After suffering a stroke or head injury, people often have trouble controlling their gait, balance and speed while walking indoors and outdoors. As a result, moving around without a cane or walker puts these patients in danger of falling and injuring themselves further.
Thankfully, researchers are developing a walking assistant device that can help patients recover from their injury or illness faster. To use this interesting device, patients simply slip the wearable framework over the hips and legs. The equipment uses a series of sensors and motors to assist the patient's body in standing upright and moving forward in a balanced manner.
Since this device is still in development, patients would like use it to strengthen their body at physical therapy rather than use it at home. While at home, it still makes sense to use a less intrusive cane or walker for support.
Motorized Unicycle Seat
Some illnesses cause fatigue or weakness that limits the distance patients can walk without assistance. Injuries to the back, hips and knees can also restrict walking distances considerably. Normally, these patients would use crutches, walkers or wheelchairs to move around. Although these devices work well for their intended use, patients may want something a little more stylish.

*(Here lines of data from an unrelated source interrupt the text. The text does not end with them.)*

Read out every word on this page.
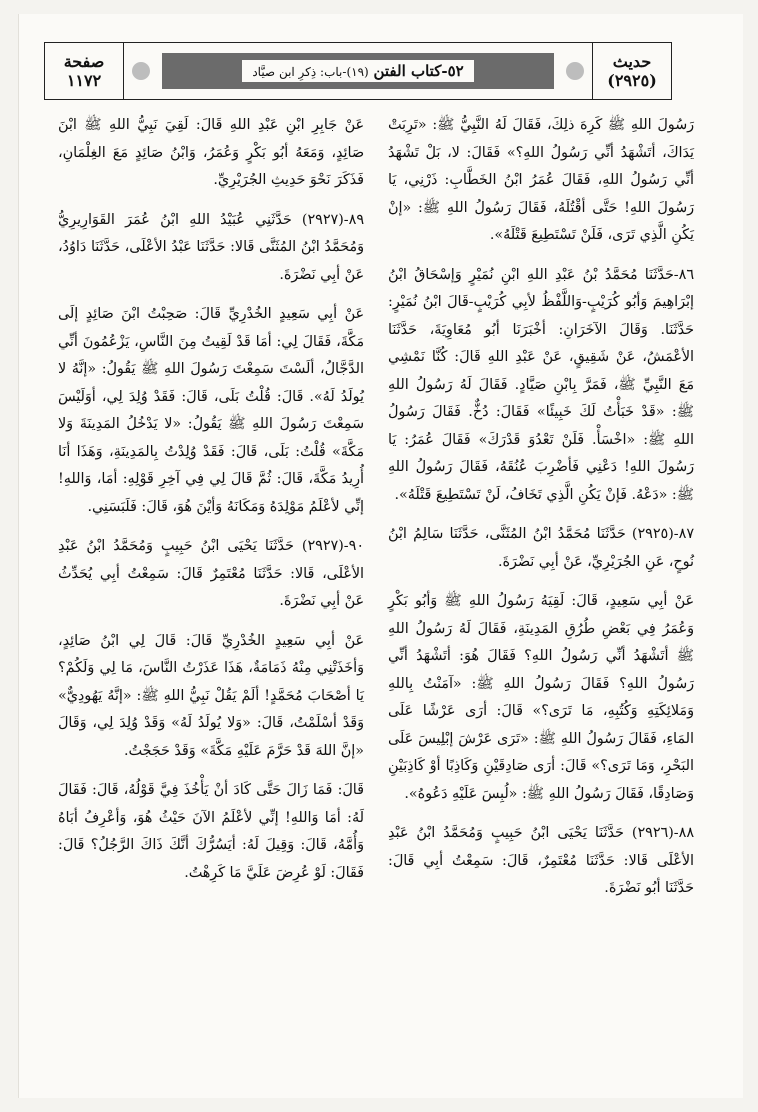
صفحة
١١٧٢	٥٢-كتاب الفتن (١٩)-باب: ذِكرِ ابن صيَّاد
حديث
(٢٩٢٥)

رَسُولَ اللهِ ﷺ كَرِهَ ذلِكَ، فَقَالَ لَهُ النَّبِيُّ ﷺ: «تَرِبَتْ يَدَاكَ، أتَشْهَدُ أنِّي رَسُولُ اللهِ؟» فَقَالَ: لا، بَلْ تَشْهَدُ أنِّي رَسُولُ اللهِ، فَقَالَ عُمَرُ ابْنُ الخَطَّابِ: ذَرْنِي، يَا رَسُولَ اللهِ! حَتَّى أقْتُلَهُ، فَقَالَ رَسُولُ اللهِ ﷺ: «إنْ يَكُنِ الَّذِي تَرَى، فَلَنْ تَسْتَطِيعَ قَتْلَهُ».

٨٦-حَدَّثَنَا مُحَمَّدُ بْنُ عَبْدِ اللهِ ابْنِ نُمَيْرٍ وَإسْحَاقُ ابْنُ إبْرَاهِيمَ وَأبُو كُرَيْبٍ-وَاللَّفْظُ لأبِي كُرَيْبٍ-قَالَ ابْنُ نُمَيْرٍ: حَدَّثَنَا. وَقَالَ الآخَرَانِ: أخْبَرَنَا أبُو مُعَاوِيَةَ، حَدَّثَنَا الأعْمَشُ، عَنْ شَقِيقٍ، عَنْ عَبْدِ اللهِ قَالَ: كُنَّا نَمْشِي مَعَ النَّبِيِّ ﷺ، فَمَرَّ بِابْنِ صَيَّادٍ. فَقَالَ لَهُ رَسُولُ اللهِ ﷺ: «قَدْ خَبَأْتُ لَكَ خَبِيئًا» فَقَالَ: دُخٌّ. فَقَالَ رَسُولُ اللهِ ﷺ: «اخْسَأْ. فَلَنْ تَعْدُوَ قَدْرَكَ» فَقَالَ عُمَرُ: يَا رَسُولَ اللهِ! دَعْنِي فَأضْرِبَ عُنُقَهُ، فَقَالَ رَسُولُ اللهِ ﷺ: «دَعْهُ. فَإنْ يَكُنِ الَّذِي تَخَافُ، لَنْ تَسْتَطِيعَ قَتْلَهُ».

٨٧-(٢٩٢٥) حَدَّثَنَا مُحَمَّدُ ابْنُ المُثَنَّى، حَدَّثَنَا سَالِمُ ابْنُ نُوحٍ، عَنِ الجُرَيْرِيِّ، عَنْ أبِي نَضْرَةَ.

عَنْ أبِي سَعِيدٍ، قَالَ: لَقِيَهُ رَسُولُ اللهِ ﷺ وَأبُو بَكْرٍ وَعُمَرُ فِي بَعْضِ طُرُقِ المَدِينَةِ، فَقَالَ لَهُ رَسُولُ اللهِ ﷺ أتَشْهَدُ أنِّي رَسُولُ اللهِ؟ فَقَالَ هُوَ: أتَشْهَدُ أنِّي رَسُولُ اللهِ؟ فَقَالَ رَسُولُ اللهِ ﷺ: «آمَنْتُ بِاللهِ وَمَلائِكَتِهِ وَكُتُبِهِ، مَا تَرَى؟» قَالَ: أرَى عَرْشًا عَلَى المَاءِ، فَقَالَ رَسُولُ اللهِ ﷺ: «تَرَى عَرْشَ إبْلِيسَ عَلَى البَحْرِ، وَمَا تَرَى؟» قَالَ: أرَى صَادِقَيْنِ وَكَاذِبًا أوْ كَاذِبَيْنِ وَصَادِقًا، فَقَالَ رَسُولُ اللهِ ﷺ: «لُبِسَ عَلَيْهِ دَعُوهُ».

٨٨-(٢٩٢٦) حَدَّثَنَا يَحْيَى ابْنُ حَبِيبٍ وَمُحَمَّدُ ابْنُ عَبْدِ الأعْلَى قَالا: حَدَّثَنَا مُعْتَمِرٌ، قَالَ: سَمِعْتُ أبِي قَالَ: حَدَّثَنَا أبُو نَضْرَةَ.

عَنْ جَابِرِ ابْنِ عَبْدِ اللهِ قَالَ: لَقِيَ نَبِيُّ اللهِ ﷺ ابْنَ صَائِدٍ، وَمَعَهُ أبُو بَكْرٍ وَعُمَرُ، وَابْنُ صَائِدٍ مَعَ الغِلْمَانِ، فَذَكَرَ نَحْوَ حَدِيثِ الجُرَيْرِيِّ.

٨٩-(٢٩٢٧) حَدَّثَنِي عُبَيْدُ اللهِ ابْنُ عُمَرَ القَوَارِيرِيُّ وَمُحَمَّدُ ابْنُ المُثَنَّى قَالا: حَدَّثَنَا عَبْدُ الأعْلَى، حَدَّثَنَا دَاوُدُ، عَنْ أبِي نَضْرَةَ.

عَنْ أبِي سَعِيدٍ الخُدْرِيِّ قَالَ: صَحِبْتُ ابْنَ صَائِدٍ إلَى مَكَّةَ، فَقَالَ لِي: أمَا قَدْ لَقِيتُ مِنَ النَّاسِ، يَزْعُمُونَ أنِّي الدَّجَّالُ، ألَسْتَ سَمِعْتَ رَسُولَ اللهِ ﷺ يَقُولُ: «إنَّهُ لا يُولَدُ لَهُ». قَالَ: قُلْتُ بَلَى، قَالَ: فَقَدْ وُلِدَ لِي، أوَلَيْسَ سَمِعْتَ رَسُولَ اللهِ ﷺ يَقُولُ: «لا يَدْخُلُ المَدِينَةَ وَلا مَكَّةَ» قُلْتُ: بَلَى، قَالَ: فَقَدْ وُلِدْتُ بِالمَدِينَةِ، وَهَذَا أنَا أُرِيدُ مَكَّةَ، قَالَ: ثُمَّ قَالَ لِي فِي آخِرِ قَوْلِهِ: أمَا، وَاللهِ! إنِّي لأعْلَمُ مَوْلِدَهُ وَمَكَانَهُ وَأيْنَ هُوَ، قَالَ: فَلَبَسَنِي.

٩٠-(٢٩٢٧) حَدَّثَنَا يَحْيَى ابْنُ حَبِيبٍ وَمُحَمَّدُ ابْنُ عَبْدِ الأعْلَى، قَالا: حَدَّثَنَا مُعْتَمِرٌ قَالَ: سَمِعْتُ أبِي يُحَدِّثُ عَنْ أبِي نَضْرَةَ.

عَنْ أبِي سَعِيدٍ الخُدْرِيِّ قَالَ: قَالَ لِي ابْنُ صَائِدٍ، وَأخَذَتْنِي مِنْهُ ذَمَامَةٌ، هَذَا عَذَرْتُ النَّاسَ، مَا لِي وَلَكُمْ؟ يَا أصْحَابَ مُحَمَّدٍ! ألَمْ يَقُلْ نَبِيُّ اللهِ ﷺ: «إنَّهُ يَهُودِيٌّ» وَقَدْ أسْلَمْتُ، قَالَ: «وَلا يُولَدُ لَهُ» وَقَدْ وُلِدَ لِي، وَقَالَ «إنَّ اللهَ قَدْ حَرَّمَ عَلَيْهِ مَكَّةَ» وَقَدْ حَجَجْتُ.

قَالَ: فَمَا زَالَ حَتَّى كَادَ أنْ يَأْخُذَ فِيَّ قَوْلُهُ، قَالَ: فَقَالَ لَهُ: أمَا وَاللهِ! إنِّي لأعْلَمُ الآنَ حَيْثُ هُوَ، وَأعْرِفُ أبَاهُ وَأُمَّهُ، قَالَ: وَقِيلَ لَهُ: أيَسُرُّكَ أنَّكَ ذَاكَ الرَّجُلُ؟ قَالَ: فَقَالَ: لَوْ عُرِضَ عَلَيَّ مَا كَرِهْتُ.
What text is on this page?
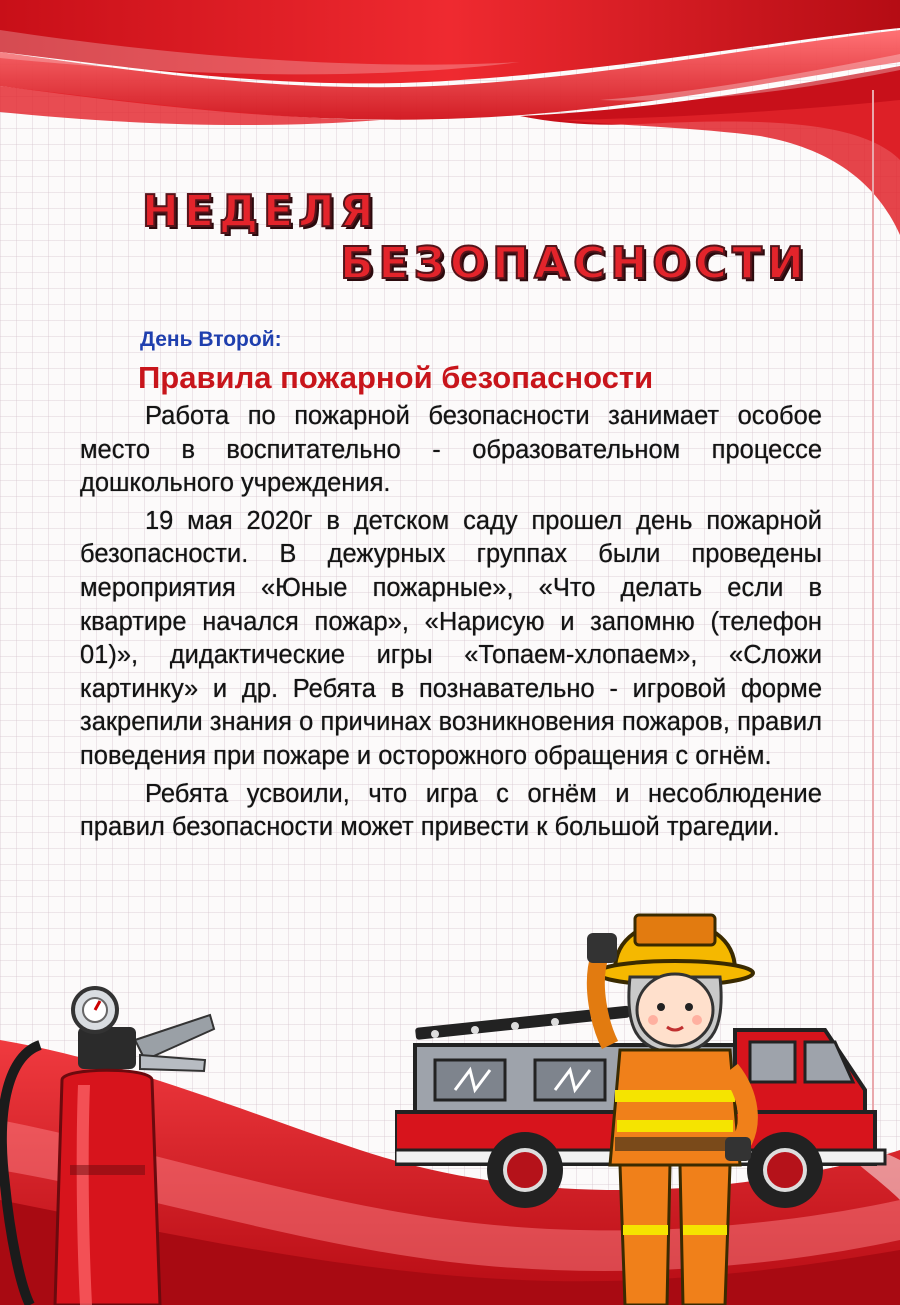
НЕДЕЛЯ
БЕЗОПАСНОСТИ
День Второй:
Правила пожарной безопасности

Работа по пожарной безопасности занимает особое место в воспитательно - образовательном процессе дошкольного учреждения.

19 мая 2020г в детском саду прошел день пожарной безопасности. В дежурных группах были проведены мероприятия «Юные пожарные», «Что делать если в квартире начался пожар», «Нарисую и запомню (телефон 01)», дидактические игры «Топаем-хлопаем», «Сложи картинку» и др. Ребята в познавательно - игровой форме закрепили знания о причинах возникновения пожаров, правил поведения при пожаре и осторожного обращения с огнём.

Ребята усвоили, что игра с огнём и несоблюдение правил безопасности может привести к большой трагедии.
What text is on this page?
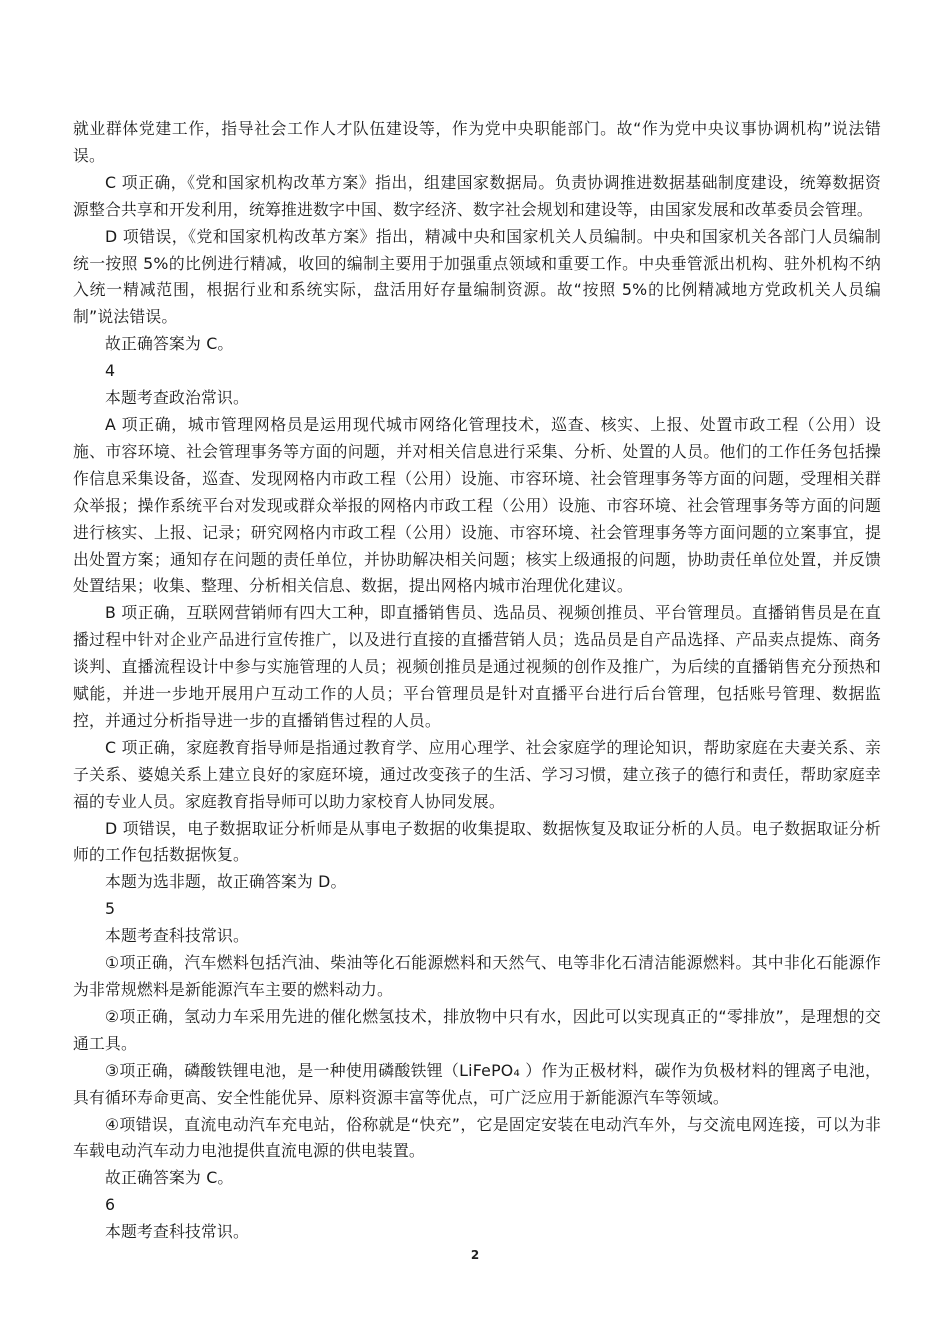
就业群体党建工作，指导社会工作人才队伍建设等，作为党中央职能部门。故“作为党中央议事协调机构”说法错误。

C 项正确，《党和国家机构改革方案》指出，组建国家数据局。负责协调推进数据基础制度建设，统筹数据资源整合共享和开发利用，统筹推进数字中国、数字经济、数字社会规划和建设等，由国家发展和改革委员会管理。

D 项错误，《党和国家机构改革方案》指出，精减中央和国家机关人员编制。中央和国家机关各部门人员编制统一按照 5%的比例进行精减，收回的编制主要用于加强重点领域和重要工作。中央垂管派出机构、驻外机构不纳入统一精减范围，根据行业和系统实际，盘活用好存量编制资源。故“按照 5%的比例精减地方党政机关人员编制”说法错误。

故正确答案为 C。

4

本题考查政治常识。

A 项正确，城市管理网格员是运用现代城市网络化管理技术，巡查、核实、上报、处置市政工程（公用）设施、市容环境、社会管理事务等方面的问题，并对相关信息进行采集、分析、处置的人员。他们的工作任务包括操作信息采集设备，巡查、发现网格内市政工程（公用）设施、市容环境、社会管理事务等方面的问题，受理相关群众举报；操作系统平台对发现或群众举报的网格内市政工程（公用）设施、市容环境、社会管理事务等方面的问题进行核实、上报、记录；研究网格内市政工程（公用）设施、市容环境、社会管理事务等方面问题的立案事宜，提出处置方案；通知存在问题的责任单位，并协助解决相关问题；核实上级通报的问题，协助责任单位处置，并反馈处置结果；收集、整理、分析相关信息、数据，提出网格内城市治理优化建议。

B 项正确，互联网营销师有四大工种，即直播销售员、选品员、视频创推员、平台管理员。直播销售员是在直播过程中针对企业产品进行宣传推广，以及进行直接的直播营销人员；选品员是自产品选择、产品卖点提炼、商务谈判、直播流程设计中参与实施管理的人员；视频创推员是通过视频的创作及推广，为后续的直播销售充分预热和赋能，并进一步地开展用户互动工作的人员；平台管理员是针对直播平台进行后台管理，包括账号管理、数据监控，并通过分析指导进一步的直播销售过程的人员。

C 项正确，家庭教育指导师是指通过教育学、应用心理学、社会家庭学的理论知识，帮助家庭在夫妻关系、亲子关系、婆媳关系上建立良好的家庭环境，通过改变孩子的生活、学习习惯，建立孩子的德行和责任，帮助家庭幸福的专业人员。家庭教育指导师可以助力家校育人协同发展。

D 项错误，电子数据取证分析师是从事电子数据的收集提取、数据恢复及取证分析的人员。电子数据取证分析师的工作包括数据恢复。

本题为选非题，故正确答案为 D。

5

本题考查科技常识。

①项正确，汽车燃料包括汽油、柴油等化石能源燃料和天然气、电等非化石清洁能源燃料。其中非化石能源作为非常规燃料是新能源汽车主要的燃料动力。

②项正确，氢动力车采用先进的催化燃氢技术，排放物中只有水，因此可以实现真正的“零排放”，是理想的交通工具。

③项正确，磷酸铁锂电池，是一种使用磷酸铁锂（LiFePO₄ ）作为正极材料，碳作为负极材料的锂离子电池，具有循环寿命更高、安全性能优异、原料资源丰富等优点，可广泛应用于新能源汽车等领域。

④项错误，直流电动汽车充电站，俗称就是“快充”，它是固定安装在电动汽车外，与交流电网连接，可以为非车载电动汽车动力电池提供直流电源的供电装置。

故正确答案为 C。

6

本题考查科技常识。

2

Researchers are developing a powered unicycle that requires minimal input from patients to move from place to place. Users simply lean in the desired direction to pilot the cycle to the intended destination. Despite appearances, this mobility device is incredibly stable and easy to use. Unlike traditional motorized wheelchairs, this small device easily packs away in the truck for transport from place to place.
People with permanent physical disabilities may need to invest in a full time mobility device, such as a motorized wheelchair. The device needs to easily move around the home and city without causing undue stress or frustration. Unfortunately, typical motorized wheelchairs definitely have their limitations, especially over rough terrain or around tight corners.
Researchers decided to approach this problem anew by creating a chair with four small wheels and tons of power. The reworked front wheels can even move through deep sand or gravel without the risk of tipping over. Furthermore, the re-imagined wheelchair utilizes an electric motor that propels the device to a top speed of 5.5 miles per hour. The chair also looks as sleek as it feels with an ergonomically designed seat, back and footrest.
Researchers work toward creating mobility devices that seamlessly work in real life situations. Many of the ergonomic design improvements can already be obtained on modern mobility devices from sites like http://www.twincitystairlifts.com. For example, crutches made from lightweight aluminum materials feature shock absorbers at the foot, wrist and armpit to make maneuvering around the home more comfortable than ever before. In addition, GPS equipment attached to walkers help people navigate their way around without assistance.
The ability to personalize mobility devices to each individual's distinct needs provides a feeling of independence. Although the above devices may be out of the price range at first, the technological advancements used in their creation will spread to common devices as consumer demand increases. The fusion of smart digital designs and mobility equipment will continue to advance to help people retain their normal abilities and continue living life after injury or illness strikes.